Sunday, September 16, 2012

The Door: Part 3

Another week, another post.  I may be getting back into the swing of things at last.  Before I get on to the door, though, I do have progress to report lest you think I've stopped working on the crochetery.  As you can see, the cocoon is coming along nicely.


Obviously, it's going to take a bit more time before it's anything like done.   But it is still coming along.  I've got another 2 weekends of work put into my door of epic awesomeness, too.  It's going to take at least one more weekend for it to be done, but we're getting closer!

I found an awesome spray paint to use, I had planned to use regular grey paint but then I happened on Krylon's special purpose stainless steel spray paint and OMG.  This stuff is great.  Seriously, it even reflects light.  I'm pretty sure I'd think it was real metal on first glance if I didn't know better.  I painted all the bits long before I started gluing them together.  I've found that the less three dimensionality you have when spray painting the better off you are.  It's easier to hit all the edges and things when you can pick up the individual piece and move them about.
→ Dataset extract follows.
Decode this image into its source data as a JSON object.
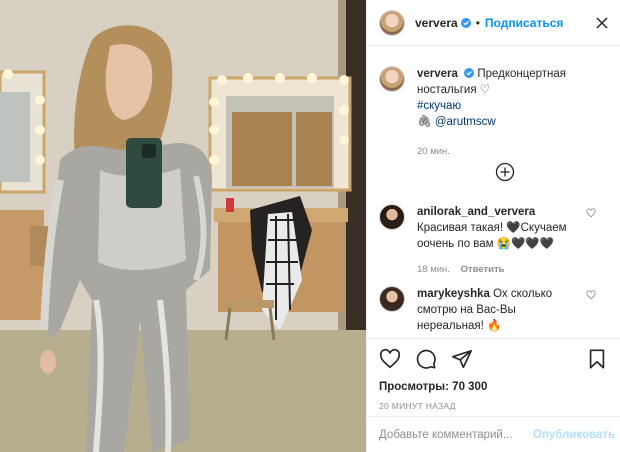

And how do you know I've been crafting all weekend?  Well, this is what happens when you pick up and move your pieces about to make sure they get an even coating of paint.


 Once all the bits were dry (and after another weekend went by so I could get the third can of paint because two wasn't enough) I laid out everything to get a feel for how I needed to put it together.  At this point I realized that my little window piece would work a lot better if I had cut through the door base.  So, while I had that piece laid out I traced the opening and x-acto knifed an opening.  Of course, I also couldn't find the thin sheet of plexiglass I had gotten to be the window so I haven't attached the window piece yet.





My biggest concern was keeping the base good and solid, so I did it first.  I butted the edges together and used hot glue on some scrap bits of foam board to hold the boards together (this is why you save everything that looks like it might be even remotely useful).  I went perpendicular to the seam to give it more stability and put a bead of hot glue along the seam to help keep light from passing through as well as to give a little more support. Going along the seam would have been risking a wobbly base that would have had a better chance of flopping over and breaking off.


I did the door base in halves because the faux opening edge was going to need some extra attention (and also I hadn't gotten my table stretched out long enough to hold the whole thing, 82 inches is a lot of door).  Once the pieces were secure I could position the embellishments on the front.  Critical point here, if you want the border and the embellishments to fit you have to try them out together.  Once they're glued there's no turning back so it's essential you get it right the first time.  But more on that later.


Yes, that is upside-down.  It was the most stable way to set it while I worked on the other piece.  You'll notice that the window cover hasn't been added yet.  That would be because at the time of that picture the plexiglass was MIA.  The important thing to look at is the seams on the front.  For added support I tried to put my embellishments over the seams.  The embellishments look a little small, I know, but keep in mind that the border will be taking up a portion of the edge which makes the visible area of the door smaller.

After I found the plexiglass I put the window in and did the final seam to attach the two halves of the door.

It's hard to take pictures of clear things, but there is plexiglass there.
 If you look closely you can see a reflection on it.


Unfortunately the final seam isn't very sexy, I've been calling it frankenseam.  Anyway, it's not as nice as the other seams for one very good reason.  The glued down side has been painted to match the front.  That seam has some space showing through and it was important to add colored bits for continuity.  It does take a bit of extra care when moving the door around because that seam isn't as stable as it could be.


That done I admired my handiwork before moving on to the next step.  You've got to admit it's pretty awesome.


The only thing that remained was to add my pretty frame.  I got all set up and laid everything out.


Sadly, I wasn't able to finish the door.  I was all excited, but no.  Have you spotted the problem yet?  I found it straight off.  The problem is this.
 

You got it.  The spacing was wrong.  Consequently, the door is going to take longer than planned.  Not that projects don't do that anyway.  I think what I'm going to have to do is make two new middle sections and have the stripes be a little thinner so that I can add some extra stripes to make the colors line up properly.  

So, lesson learned.  It would appear that the best way to finish up the door, should you choose to make one, is by putting the frame around it first and then put the embellishments on.  Hopefully next weekend it won't be too humid to paint things or this could get interesting in the bad way. It's getting closer to go time that I would like for there to be too many more setbacks.